Je précise : tout ça ne se fait pas en un clic. Selon l’émulateur, il faut ajuster les backends graphiques, activer ou non certains hacks, jouer avec les résolutions internes. Une fois que j’ai pris une soirée entière pour tout peaufiner, j’ai pu ensuite lancer les jeux comme s’ils étaient natifs.

Pour le PC, via des solutions type Gamehub / Gamenative, c’est jouable, mais plus capricieux. Sur le modèle standard, certains jeux streamés ou virtualisés avaient des micro-saccades quand je montais trop les réglages. Si ton idée, c’est de faire tourner pas mal de trucs PC de cette façon, le modèle Pro, avec plus de RAM, me paraît presque obligatoire pour garder une expérience fluide.

Limitation notable : ne compte pas sur l’émulation Xbox. Entre la complexité de l’architecture et les limites actuelles des émulateurs sur Android, j’ai vite abandonné l’idée. La Thor brille sur tout ce qui est PlayStation, Nintendo, portables et machines 32/64 bits, mais pas sur la galaxie Xbox.

Logiciel, launchers et bidouille : le meilleur et le pire de l’Android

Là, la Thor va diviser. Quand tu l’allumes la première fois, ce que tu as… c’est grosso modo un Android “phone” vaguement customisé. Les applis de base, le Play Store si tu le configures, et c’est tout. Pas de front-end d’émulation prêt à l’emploi, pas de belle bibliothèque de jaquettes façon console virtuelle.

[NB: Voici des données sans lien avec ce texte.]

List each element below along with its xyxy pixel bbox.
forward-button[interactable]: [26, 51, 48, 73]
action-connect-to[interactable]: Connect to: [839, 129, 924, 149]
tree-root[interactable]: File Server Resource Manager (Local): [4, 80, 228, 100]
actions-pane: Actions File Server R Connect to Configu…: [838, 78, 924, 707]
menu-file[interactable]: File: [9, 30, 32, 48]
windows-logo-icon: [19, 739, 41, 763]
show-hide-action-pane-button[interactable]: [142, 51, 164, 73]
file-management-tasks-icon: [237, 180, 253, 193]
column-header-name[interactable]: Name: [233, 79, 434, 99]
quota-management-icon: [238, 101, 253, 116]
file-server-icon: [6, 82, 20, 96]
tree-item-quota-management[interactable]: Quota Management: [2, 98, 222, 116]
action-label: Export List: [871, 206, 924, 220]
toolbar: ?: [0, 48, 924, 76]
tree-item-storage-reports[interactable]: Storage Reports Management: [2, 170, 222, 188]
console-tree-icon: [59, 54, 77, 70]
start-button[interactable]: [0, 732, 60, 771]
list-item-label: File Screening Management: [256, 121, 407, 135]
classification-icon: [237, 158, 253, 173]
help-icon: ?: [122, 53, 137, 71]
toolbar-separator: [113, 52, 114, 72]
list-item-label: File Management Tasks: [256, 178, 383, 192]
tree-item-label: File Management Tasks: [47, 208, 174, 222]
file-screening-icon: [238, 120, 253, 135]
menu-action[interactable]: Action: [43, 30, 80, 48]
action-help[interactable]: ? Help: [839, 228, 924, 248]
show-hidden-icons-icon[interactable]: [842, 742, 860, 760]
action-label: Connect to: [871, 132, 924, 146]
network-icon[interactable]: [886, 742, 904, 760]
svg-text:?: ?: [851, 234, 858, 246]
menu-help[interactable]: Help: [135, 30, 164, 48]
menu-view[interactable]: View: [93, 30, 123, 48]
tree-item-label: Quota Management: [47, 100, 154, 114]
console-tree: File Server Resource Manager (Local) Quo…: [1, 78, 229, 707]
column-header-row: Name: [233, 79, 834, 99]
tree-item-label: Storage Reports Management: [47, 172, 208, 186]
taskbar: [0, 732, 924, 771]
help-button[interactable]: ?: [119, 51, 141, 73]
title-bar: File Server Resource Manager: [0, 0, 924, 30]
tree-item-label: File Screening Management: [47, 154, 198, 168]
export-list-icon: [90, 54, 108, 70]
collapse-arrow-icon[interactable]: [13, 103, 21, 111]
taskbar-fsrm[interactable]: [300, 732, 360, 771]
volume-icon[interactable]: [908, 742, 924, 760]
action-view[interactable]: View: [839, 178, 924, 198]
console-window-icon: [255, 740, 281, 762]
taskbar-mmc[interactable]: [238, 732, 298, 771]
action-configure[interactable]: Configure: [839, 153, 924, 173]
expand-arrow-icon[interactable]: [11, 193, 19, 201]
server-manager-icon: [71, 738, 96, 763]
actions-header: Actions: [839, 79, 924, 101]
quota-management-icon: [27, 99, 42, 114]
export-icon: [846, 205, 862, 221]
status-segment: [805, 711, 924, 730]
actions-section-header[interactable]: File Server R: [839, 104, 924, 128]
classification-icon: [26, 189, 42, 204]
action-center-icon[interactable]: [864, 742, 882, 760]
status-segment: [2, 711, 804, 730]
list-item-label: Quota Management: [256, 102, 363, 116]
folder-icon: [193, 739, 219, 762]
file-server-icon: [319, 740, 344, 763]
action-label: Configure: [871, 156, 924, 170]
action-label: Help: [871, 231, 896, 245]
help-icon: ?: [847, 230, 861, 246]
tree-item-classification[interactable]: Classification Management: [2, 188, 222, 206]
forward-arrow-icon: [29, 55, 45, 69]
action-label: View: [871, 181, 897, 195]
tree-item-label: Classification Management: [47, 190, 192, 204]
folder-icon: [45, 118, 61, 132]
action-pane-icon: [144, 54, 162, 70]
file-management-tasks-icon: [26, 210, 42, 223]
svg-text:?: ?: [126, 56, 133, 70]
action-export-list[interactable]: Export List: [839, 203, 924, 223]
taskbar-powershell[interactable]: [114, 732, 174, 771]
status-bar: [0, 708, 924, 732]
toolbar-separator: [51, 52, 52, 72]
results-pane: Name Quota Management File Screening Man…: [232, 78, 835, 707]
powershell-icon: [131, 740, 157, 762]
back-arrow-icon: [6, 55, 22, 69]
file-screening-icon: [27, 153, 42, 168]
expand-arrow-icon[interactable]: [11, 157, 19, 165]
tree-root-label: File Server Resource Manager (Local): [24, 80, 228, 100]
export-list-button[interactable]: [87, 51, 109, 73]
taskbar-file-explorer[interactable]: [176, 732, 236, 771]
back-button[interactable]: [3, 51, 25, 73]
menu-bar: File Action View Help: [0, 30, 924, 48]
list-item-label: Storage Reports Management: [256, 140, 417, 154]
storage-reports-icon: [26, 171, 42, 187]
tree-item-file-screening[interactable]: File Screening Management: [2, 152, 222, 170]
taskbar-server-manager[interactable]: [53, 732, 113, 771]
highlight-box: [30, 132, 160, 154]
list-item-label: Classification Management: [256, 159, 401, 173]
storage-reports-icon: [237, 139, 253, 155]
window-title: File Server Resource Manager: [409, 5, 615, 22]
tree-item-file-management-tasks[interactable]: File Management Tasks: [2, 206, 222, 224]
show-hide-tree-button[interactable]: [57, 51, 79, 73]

Personnellement, j’ai adoré. J’ai passé une soirée entière à :

  • Tester plusieurs launchers orientés gaming.
  • Organiser mes systèmes par plateformes, avec icônes custom.
  • Modifier quelques fichiers de config à la main pour harmoniser les chemins d’accès.
  • Assign­er des profils de performance différents selon les applis (émulation lourde vs vieux jeux 16 bits).

Au bout de 3–4 heures, j’avais littéralement ma “console idéale” : j’allume, je tombe sur une interface propre avec PS1, PS2, 3DS, Switch, Android, Cloud, chaque section avec ses jaquettes et ses raccourcis vers l’émulateur adéquat. À partir de là, l’expérience devient magique.

Mais soyons clairs : si tu t’attends à une expérience plug and play façon Switch, tu vas te prendre un mur. Il faut être à l’aise avec des notions comme BIOS, formats de ROM, compressions, réglages d’émulateur, et accepter de suivre quelques tutos YouTube ou guides textuels. L’article de base le disait déjà : “un peu de tweaking et d’édition de fichiers internes” est nécessaire pour en tirer le meilleur.

La bonne nouvelle, c’est qu’une fois l’écosystème en place, ça ne bouge plus. Sur les deux dernières semaines, je n’ai quasiment pas retouché aux réglages, à part pour optimiser un ou deux jeux PS2 récalcitrants. 99 % du temps, j’ouvre, je sélectionne mon jeu, et ça roule.

Autonomie, chauffe et confort d’utilisation au quotidien

Sur batterie, la Thor m’a surpris dans le bon sens. En gros, sur mon unité :

  • Émulation 16 bits / PS1 / GBA : plus de 7 h sans forcer.
  • Émulation PS2 / 3DS / Switch ou gros jeu mobile 3D : entre 3 et 5 h selon la luminosité et la résolution interne.
  • Streaming vidéo (Netflix, YouTube) avec luminosité moyenne : autour de 6 h.

Ce n’est pas une journée complète de jeu non-stop, mais c’est largement suffisant pour les trajets, les soirées canapé et même un aller-retour en train. Le Snapdragon 8 Gen 2, couplé à un bon profil d’économie d’énergie quand on émule des consoles plus anciennes, reste plutôt sobre.

Côté chauffe, comme dit plus haut, on est plus sur “tiède constant” que sur “four portable”. Jamais de throttling violent dans mes tests, même en mode performance. Le ventilateur (ou le système de dissipation) reste discret ; dans une pièce silencieuse, on l’entend un peu, mais rien de comparable à certaines portables x86 qui se mettent à souffler comme des mini-PC portables.

Face au Steam Deck et aux autres : pour qui est vraiment le AYN Thor ?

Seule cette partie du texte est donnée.